If simple information is required, for example, conformation that a sample is genuine, then this process can be further accelerated by focusing on just a few key wavelengths, slashing data collection and processing times. More detailed quantitative analysis generates objective answers to more challenging questions. Both approaches are important for counterfeit detection, as the following study illustrates.
Investigating A Sample of Anti-Malarial Tablets
Thirty anti-malarial tablets, all white cylinders scored on one side and debossed with a trade name on the other, were imaged using the Sapphire near infrared chemical imaging system. Of these, 10 were the genuine product, while seven of the counterfeits contained paracetamol (acetaminophen) and 13 an unknown, substitute API.

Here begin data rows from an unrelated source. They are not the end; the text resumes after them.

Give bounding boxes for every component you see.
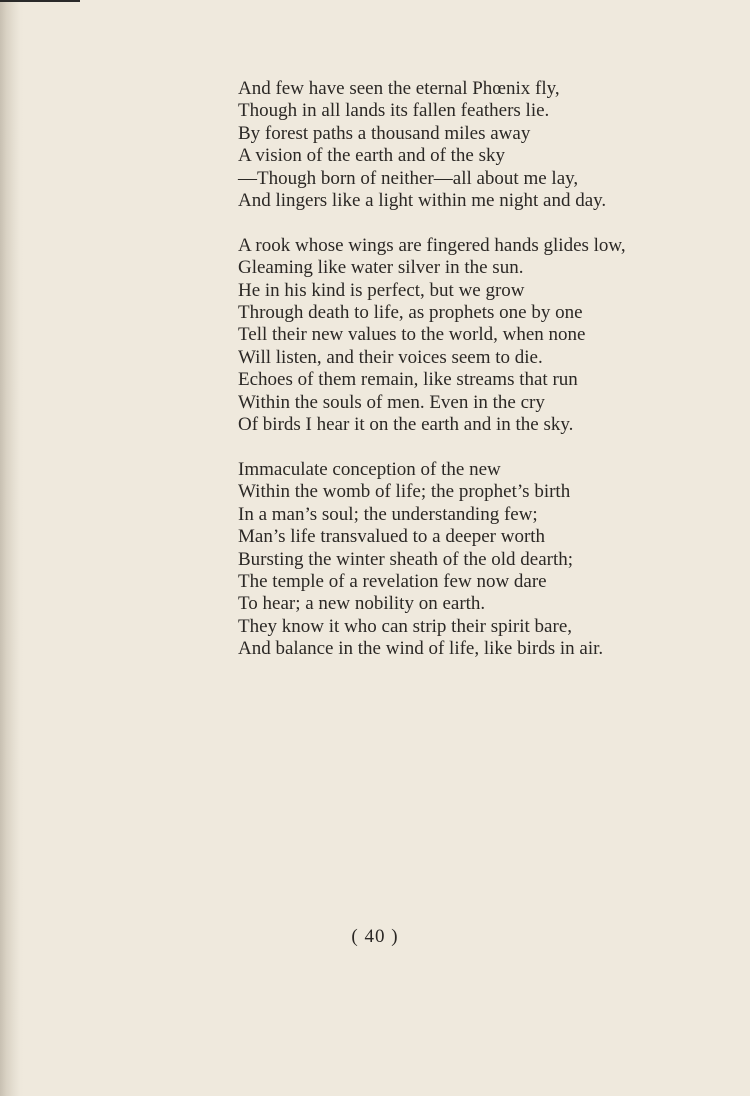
poem-body	[238, 78, 708, 661]
stanza-3	[238, 459, 708, 661]
poem-line: Within the womb of life; the prophet’s birth	[238, 481, 571, 503]
poem-line: And balance in the wind of life, like birds in air.	[238, 638, 604, 660]
poem-line: Will listen, and their voices seem to die.	[238, 346, 543, 368]
poem-line: A rook whose wings are fingered hands glides low,	[238, 234, 626, 256]
poem-line: They know it who can strip their spirit bare,	[238, 615, 573, 637]
stanza-1	[238, 78, 708, 212]
poem-line: Of birds I hear it on the earth and in the sky.	[238, 414, 574, 436]
stanza-2	[238, 235, 708, 437]
poem-line: By forest paths a thousand miles away	[238, 122, 531, 144]
poem-line: Within the souls of men. Even in the cry	[238, 391, 545, 413]
poem-line: And few have seen the eternal Phœnix fly,	[238, 78, 560, 99]
poem-line: To hear; a new nobility on earth.	[238, 593, 486, 615]
poem-line: The temple of a revelation few now dare	[238, 570, 547, 592]
poem-line: —Though born of neither—all about me lay,	[238, 167, 579, 189]
poem-line: Gleaming like water silver in the sun.	[238, 257, 524, 279]
poem-line: Through death to life, as prophets one by one	[238, 302, 583, 324]
poem-line: Man’s life transvalued to a deeper worth	[238, 526, 546, 548]
poem-line: Though in all lands its fallen feathers lie.	[238, 100, 550, 122]
page-number: ( 40 )	[351, 926, 399, 947]
poem-line: Immaculate conception of the new	[238, 458, 501, 480]
poem-line: And lingers like a light within me night and day.	[238, 190, 607, 212]
poem-line: Echoes of them remain, like streams that run	[238, 369, 578, 391]
top-rule	[0, 0, 80, 2]
poem-line: Bursting the winter sheath of the old dearth;	[238, 548, 574, 570]
poem-line: Tell their new values to the world, when none	[238, 324, 586, 346]
poem-line: A vision of the earth and of the sky	[238, 145, 506, 167]
poem-line: In a man’s soul; the understanding few;	[238, 503, 538, 525]
poem-line: He in his kind is perfect, but we grow	[238, 279, 525, 301]
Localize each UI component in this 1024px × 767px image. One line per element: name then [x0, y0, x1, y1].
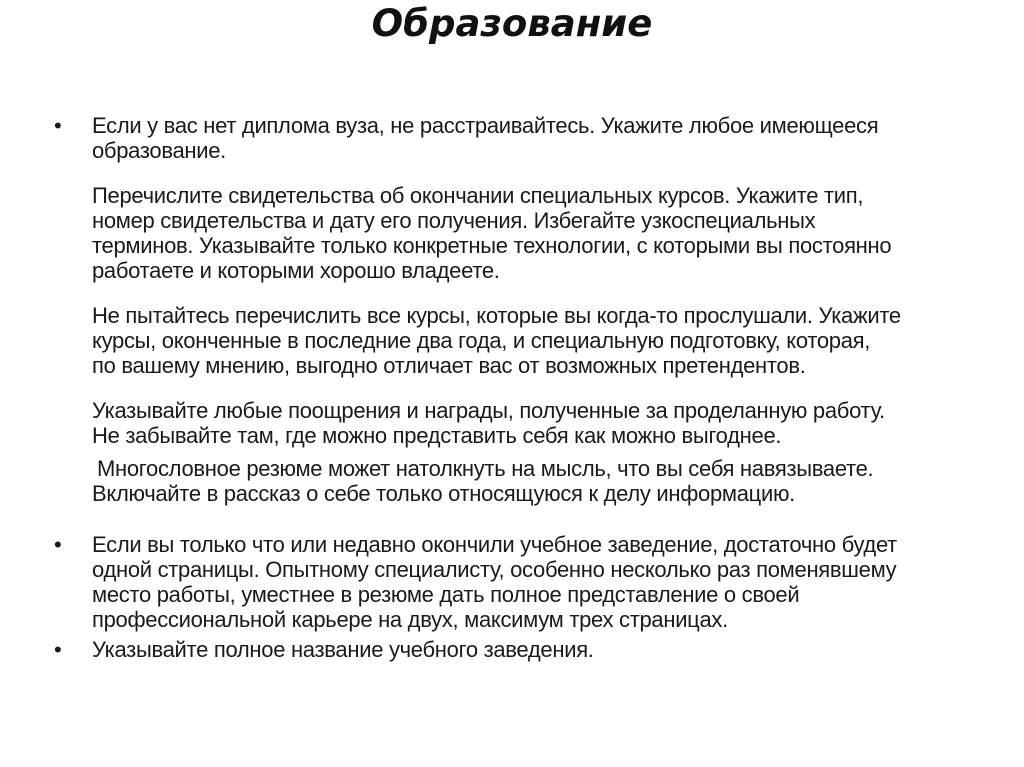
bullet-marker: •: [54, 113, 62, 138]
bullet-item: [48, 637, 998, 662]
paragraph: Указывайте любые поощрения и награды, полученные за проделанную работу. Не забывайте там, где можно представить себя как можно выгоднее.: [92, 398, 885, 448]
paragraph: Указывайте полное название учебного заведения.: [92, 637, 594, 662]
bullet-marker: •: [54, 637, 62, 662]
paragraph: Если вы только что или недавно окончили учебное заведение, достаточно будет одной страницы. Опытному специалисту, особенно несколько раз поменявшему место работы, уместнее в резюме дать полное представление о своей профессиональной карьере на двух, максимум трех страницах.: [92, 532, 897, 632]
bullet-item: [48, 532, 998, 632]
slide-content: [48, 113, 998, 662]
paragraph: Не пытайтесь перечислить все курсы, которые вы когда-то прослушали. Укажите курсы, оконченные в последние два года, и специальную подготовку, которая, по вашему мнению, выгодно отличает вас от возможных претендентов.: [92, 303, 901, 378]
paragraph: Перечислите свидетельства об окончании специальных курсов. Укажите тип, номер свидетельства и дату его получения. Избегайте узкоспециальных терминов. Указывайте только конкретные технологии, с которыми вы постоянно работаете и которыми хорошо владеете.: [92, 183, 892, 283]
paragraph: Если у вас нет диплома вуза, не расстраивайтесь. Укажите любое имеющееся образование.: [92, 113, 879, 163]
bullet-marker: •: [54, 532, 62, 557]
bullet-item: [48, 113, 998, 506]
slide-title: Образование: [371, 2, 653, 45]
paragraph: Многословное резюме может натолкнуть на мысль, что вы себя навязываете. Включайте в рассказ о себе только относящуюся к делу информацию.: [92, 456, 874, 506]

The tablets were analyzed without any sample preparation using a magnification of 40 microns/pixel, with an analysis time of around three minutes for each sample. Initially, a principal component analysis (PCA) was used to extract information from the resulting dataset. PCA is an unsupervised multivariate analysis that essentially extracts distinguishing features from a dataset regardless of their origin (physical or chemical) . It is a useful initial screening tool as can be seen from Figure 1. In this figure, the second principal component score image for each sample is stitched into an array, so that all of the samples can be viewed in one image, even though the data for each of these samples was acquired separately.